Wednesday July 10, 1991

We're up early to take the boys to La Brea tar pits. It's very interesting. We took them to the Sizzler for lunch. They really pig out again.

I'm not feeling very well today. Not sick, but tired and really hungry by lunchtime. We go shopping for a new part for Frank's water ski. We go to Van Nuys, Burbank and Valencia and end up buying new double water skis.

We have dinner with Gary and Maria--chicken, rice and salad. I'm feeling pretty good by then.

OK, mom is still not slowing down! Up early, taking 3 boys to downtown Los Angeles, undoubtedly dealing with traffic, to the La Brea tar pits, one of the world’s most famous fossil sites, recognized for having the largest and most diverse assemblage of extinct Ice Age plants and animals in the world. Visitors can learn about Los Angeles as it was between 10,000 and 40,000 years ago, during the last Ice Age, when animals such as saber-toothed cats and mammoths roamed the Los Angeles Basin.

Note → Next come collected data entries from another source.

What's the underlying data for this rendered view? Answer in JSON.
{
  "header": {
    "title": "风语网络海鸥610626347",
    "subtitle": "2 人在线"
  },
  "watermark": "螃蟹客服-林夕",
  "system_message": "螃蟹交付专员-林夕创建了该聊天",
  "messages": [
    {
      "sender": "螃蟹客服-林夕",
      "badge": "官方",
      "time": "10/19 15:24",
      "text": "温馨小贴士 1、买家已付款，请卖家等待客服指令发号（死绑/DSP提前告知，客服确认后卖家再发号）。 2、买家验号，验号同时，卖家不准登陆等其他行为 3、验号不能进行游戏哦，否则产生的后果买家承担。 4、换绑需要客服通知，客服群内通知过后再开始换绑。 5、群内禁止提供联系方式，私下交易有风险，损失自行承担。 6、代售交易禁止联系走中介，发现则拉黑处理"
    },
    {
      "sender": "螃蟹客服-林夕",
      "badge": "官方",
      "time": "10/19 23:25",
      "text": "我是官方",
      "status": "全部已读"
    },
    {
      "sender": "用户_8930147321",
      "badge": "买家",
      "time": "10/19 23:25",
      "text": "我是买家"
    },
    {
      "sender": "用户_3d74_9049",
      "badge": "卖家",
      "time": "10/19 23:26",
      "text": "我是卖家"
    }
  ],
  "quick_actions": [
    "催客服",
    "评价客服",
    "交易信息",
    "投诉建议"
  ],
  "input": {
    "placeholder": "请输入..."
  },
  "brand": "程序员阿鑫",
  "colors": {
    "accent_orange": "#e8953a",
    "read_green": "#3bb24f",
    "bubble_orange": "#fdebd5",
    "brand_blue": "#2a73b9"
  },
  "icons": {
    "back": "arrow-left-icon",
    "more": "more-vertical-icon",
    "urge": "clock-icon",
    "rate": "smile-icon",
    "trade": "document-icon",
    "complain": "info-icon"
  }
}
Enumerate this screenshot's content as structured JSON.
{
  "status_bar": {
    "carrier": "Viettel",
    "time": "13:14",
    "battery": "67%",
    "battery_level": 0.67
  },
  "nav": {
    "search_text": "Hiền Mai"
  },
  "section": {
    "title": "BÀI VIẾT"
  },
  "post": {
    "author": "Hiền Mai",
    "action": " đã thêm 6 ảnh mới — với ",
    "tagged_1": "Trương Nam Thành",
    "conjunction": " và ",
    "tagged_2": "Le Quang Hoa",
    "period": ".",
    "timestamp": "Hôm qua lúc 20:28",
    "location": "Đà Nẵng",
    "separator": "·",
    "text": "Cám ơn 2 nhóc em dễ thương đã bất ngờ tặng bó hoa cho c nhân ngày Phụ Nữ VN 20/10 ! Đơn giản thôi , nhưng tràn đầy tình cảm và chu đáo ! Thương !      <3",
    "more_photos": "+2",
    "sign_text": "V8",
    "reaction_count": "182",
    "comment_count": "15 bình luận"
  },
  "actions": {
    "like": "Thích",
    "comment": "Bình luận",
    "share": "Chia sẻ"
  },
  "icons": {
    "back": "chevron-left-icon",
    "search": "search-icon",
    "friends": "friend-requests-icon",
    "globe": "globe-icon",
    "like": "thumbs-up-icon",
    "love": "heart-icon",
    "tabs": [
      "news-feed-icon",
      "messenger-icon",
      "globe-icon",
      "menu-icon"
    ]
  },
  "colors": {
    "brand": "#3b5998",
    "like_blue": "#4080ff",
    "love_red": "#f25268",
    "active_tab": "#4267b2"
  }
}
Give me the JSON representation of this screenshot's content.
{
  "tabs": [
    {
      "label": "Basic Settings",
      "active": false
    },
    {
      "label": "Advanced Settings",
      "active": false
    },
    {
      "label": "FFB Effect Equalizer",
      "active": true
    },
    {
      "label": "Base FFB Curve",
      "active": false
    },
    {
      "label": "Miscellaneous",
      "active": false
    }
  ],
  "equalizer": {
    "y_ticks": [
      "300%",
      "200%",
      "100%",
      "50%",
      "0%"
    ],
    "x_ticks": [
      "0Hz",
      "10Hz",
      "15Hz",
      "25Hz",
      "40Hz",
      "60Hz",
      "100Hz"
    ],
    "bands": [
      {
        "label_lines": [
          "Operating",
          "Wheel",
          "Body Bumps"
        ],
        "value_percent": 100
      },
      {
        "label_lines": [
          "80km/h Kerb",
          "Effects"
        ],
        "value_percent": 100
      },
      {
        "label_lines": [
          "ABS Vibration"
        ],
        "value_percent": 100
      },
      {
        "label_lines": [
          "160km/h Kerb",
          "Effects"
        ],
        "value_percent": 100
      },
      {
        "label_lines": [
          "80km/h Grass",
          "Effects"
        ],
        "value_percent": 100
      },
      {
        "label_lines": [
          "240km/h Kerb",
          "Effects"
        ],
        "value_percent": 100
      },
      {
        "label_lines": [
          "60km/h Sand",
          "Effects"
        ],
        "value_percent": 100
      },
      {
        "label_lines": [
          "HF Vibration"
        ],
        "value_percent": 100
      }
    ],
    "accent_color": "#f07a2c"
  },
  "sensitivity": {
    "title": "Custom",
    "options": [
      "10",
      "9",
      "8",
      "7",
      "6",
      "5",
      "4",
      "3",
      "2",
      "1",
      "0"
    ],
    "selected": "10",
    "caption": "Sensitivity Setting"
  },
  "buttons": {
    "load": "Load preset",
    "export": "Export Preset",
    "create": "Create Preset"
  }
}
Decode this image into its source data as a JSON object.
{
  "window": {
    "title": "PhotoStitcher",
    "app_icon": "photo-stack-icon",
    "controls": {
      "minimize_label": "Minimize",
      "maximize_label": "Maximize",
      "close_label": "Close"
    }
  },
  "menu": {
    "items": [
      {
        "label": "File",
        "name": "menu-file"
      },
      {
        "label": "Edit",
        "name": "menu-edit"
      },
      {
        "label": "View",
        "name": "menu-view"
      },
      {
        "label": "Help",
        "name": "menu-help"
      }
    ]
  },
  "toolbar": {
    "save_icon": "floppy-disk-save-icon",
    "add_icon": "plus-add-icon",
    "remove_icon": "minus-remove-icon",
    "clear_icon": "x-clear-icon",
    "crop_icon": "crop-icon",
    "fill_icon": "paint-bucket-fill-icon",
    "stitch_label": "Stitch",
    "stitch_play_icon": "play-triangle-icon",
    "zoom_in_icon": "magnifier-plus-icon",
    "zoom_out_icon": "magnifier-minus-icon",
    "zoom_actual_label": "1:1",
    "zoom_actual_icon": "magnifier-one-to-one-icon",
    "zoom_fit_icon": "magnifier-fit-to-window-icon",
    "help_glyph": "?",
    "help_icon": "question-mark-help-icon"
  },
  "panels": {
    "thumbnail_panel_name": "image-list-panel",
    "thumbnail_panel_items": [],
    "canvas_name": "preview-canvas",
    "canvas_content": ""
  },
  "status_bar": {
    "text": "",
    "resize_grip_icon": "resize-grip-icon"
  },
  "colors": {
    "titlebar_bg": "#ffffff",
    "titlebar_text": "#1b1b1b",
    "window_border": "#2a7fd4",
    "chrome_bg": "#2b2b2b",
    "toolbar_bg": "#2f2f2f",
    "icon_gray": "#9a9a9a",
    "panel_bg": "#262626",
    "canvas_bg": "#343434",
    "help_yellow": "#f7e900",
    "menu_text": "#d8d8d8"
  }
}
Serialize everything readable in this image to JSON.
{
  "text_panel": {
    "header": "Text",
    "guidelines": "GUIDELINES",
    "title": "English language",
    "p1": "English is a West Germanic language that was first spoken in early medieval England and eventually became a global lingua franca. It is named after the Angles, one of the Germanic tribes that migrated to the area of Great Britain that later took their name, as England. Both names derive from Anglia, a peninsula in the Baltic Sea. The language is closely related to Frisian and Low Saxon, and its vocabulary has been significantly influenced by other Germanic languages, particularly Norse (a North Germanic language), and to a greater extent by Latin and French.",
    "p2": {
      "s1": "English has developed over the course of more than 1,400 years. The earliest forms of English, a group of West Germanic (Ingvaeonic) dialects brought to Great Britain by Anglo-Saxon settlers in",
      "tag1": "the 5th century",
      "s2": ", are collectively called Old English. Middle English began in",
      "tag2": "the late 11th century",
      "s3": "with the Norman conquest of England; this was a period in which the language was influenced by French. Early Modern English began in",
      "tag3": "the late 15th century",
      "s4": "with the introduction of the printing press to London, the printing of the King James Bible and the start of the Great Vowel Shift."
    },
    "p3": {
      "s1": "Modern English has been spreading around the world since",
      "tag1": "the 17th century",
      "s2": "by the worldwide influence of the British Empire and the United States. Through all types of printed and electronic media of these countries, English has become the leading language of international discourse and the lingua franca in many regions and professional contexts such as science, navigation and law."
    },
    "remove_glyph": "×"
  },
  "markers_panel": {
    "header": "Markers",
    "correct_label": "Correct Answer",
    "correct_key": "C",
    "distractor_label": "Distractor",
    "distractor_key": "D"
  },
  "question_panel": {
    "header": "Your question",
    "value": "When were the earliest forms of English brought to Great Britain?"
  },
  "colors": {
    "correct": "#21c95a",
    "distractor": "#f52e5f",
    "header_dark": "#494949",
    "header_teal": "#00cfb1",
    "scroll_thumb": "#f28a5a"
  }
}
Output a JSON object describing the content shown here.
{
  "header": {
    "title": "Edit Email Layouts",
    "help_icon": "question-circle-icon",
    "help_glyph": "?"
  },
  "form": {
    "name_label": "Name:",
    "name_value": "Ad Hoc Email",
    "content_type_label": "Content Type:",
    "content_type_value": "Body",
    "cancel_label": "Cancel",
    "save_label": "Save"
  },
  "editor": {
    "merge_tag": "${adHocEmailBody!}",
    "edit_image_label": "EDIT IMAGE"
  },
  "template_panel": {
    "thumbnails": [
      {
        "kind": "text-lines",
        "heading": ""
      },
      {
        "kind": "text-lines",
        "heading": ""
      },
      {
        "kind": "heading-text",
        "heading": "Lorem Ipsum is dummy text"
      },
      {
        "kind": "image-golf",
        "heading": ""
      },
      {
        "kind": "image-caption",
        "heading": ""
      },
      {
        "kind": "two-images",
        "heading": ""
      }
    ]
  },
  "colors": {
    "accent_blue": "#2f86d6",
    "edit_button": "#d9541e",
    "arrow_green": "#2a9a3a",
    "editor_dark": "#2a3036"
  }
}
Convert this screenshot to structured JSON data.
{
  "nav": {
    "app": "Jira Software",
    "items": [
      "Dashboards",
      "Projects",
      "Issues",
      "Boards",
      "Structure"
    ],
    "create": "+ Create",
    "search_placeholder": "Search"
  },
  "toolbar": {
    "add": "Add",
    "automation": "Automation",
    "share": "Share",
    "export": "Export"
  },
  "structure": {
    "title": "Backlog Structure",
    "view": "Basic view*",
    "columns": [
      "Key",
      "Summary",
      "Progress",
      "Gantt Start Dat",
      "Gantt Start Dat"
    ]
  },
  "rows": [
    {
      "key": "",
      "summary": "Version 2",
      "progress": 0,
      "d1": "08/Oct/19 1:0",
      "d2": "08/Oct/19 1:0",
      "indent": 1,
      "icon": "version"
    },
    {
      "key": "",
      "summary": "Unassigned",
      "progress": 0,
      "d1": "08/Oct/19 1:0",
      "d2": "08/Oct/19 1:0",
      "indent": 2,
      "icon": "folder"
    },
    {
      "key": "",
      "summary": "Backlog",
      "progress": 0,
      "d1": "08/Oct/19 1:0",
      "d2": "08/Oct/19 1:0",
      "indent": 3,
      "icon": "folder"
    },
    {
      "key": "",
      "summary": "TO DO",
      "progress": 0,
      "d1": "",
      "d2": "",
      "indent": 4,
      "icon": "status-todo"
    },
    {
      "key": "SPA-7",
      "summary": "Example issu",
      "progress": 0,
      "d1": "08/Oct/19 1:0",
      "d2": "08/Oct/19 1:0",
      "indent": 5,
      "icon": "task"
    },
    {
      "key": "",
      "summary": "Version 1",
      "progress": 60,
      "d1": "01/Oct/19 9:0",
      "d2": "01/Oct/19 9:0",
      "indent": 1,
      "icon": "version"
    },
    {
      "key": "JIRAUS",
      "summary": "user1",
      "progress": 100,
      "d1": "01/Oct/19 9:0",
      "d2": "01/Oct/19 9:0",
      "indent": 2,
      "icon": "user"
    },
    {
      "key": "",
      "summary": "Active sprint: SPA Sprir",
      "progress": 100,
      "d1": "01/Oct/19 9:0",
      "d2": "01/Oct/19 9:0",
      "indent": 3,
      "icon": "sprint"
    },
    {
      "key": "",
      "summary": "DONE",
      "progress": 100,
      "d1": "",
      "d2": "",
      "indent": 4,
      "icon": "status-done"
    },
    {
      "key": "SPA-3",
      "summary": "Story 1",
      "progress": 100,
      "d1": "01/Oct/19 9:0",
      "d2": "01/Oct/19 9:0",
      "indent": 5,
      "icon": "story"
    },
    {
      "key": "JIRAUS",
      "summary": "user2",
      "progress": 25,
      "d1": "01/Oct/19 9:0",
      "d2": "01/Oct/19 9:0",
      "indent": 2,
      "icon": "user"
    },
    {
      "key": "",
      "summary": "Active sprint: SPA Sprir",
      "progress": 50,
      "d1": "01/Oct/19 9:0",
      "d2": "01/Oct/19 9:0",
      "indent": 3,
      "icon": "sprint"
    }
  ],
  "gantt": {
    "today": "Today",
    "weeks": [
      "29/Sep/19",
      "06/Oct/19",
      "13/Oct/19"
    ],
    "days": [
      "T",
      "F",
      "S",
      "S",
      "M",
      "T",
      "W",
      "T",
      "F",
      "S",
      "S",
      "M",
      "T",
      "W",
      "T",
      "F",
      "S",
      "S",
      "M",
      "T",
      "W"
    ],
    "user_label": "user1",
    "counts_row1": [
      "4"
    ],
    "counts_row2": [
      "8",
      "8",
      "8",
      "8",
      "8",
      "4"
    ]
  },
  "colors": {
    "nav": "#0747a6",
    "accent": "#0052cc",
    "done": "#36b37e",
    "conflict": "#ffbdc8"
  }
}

Through windows at the Page Museum Laboratory, visitors can watch bones being cleaned and repaired. Outside the Museum, in Hancock Park, life-size replicas of several extinct mammals are featured. I remember going there as a girl with my bluebird troup. Mom was our leader (no surprise there!)

After visiting the tar pits, there is lots of driving around and then finally another visit at my brother's house in Simi Valley.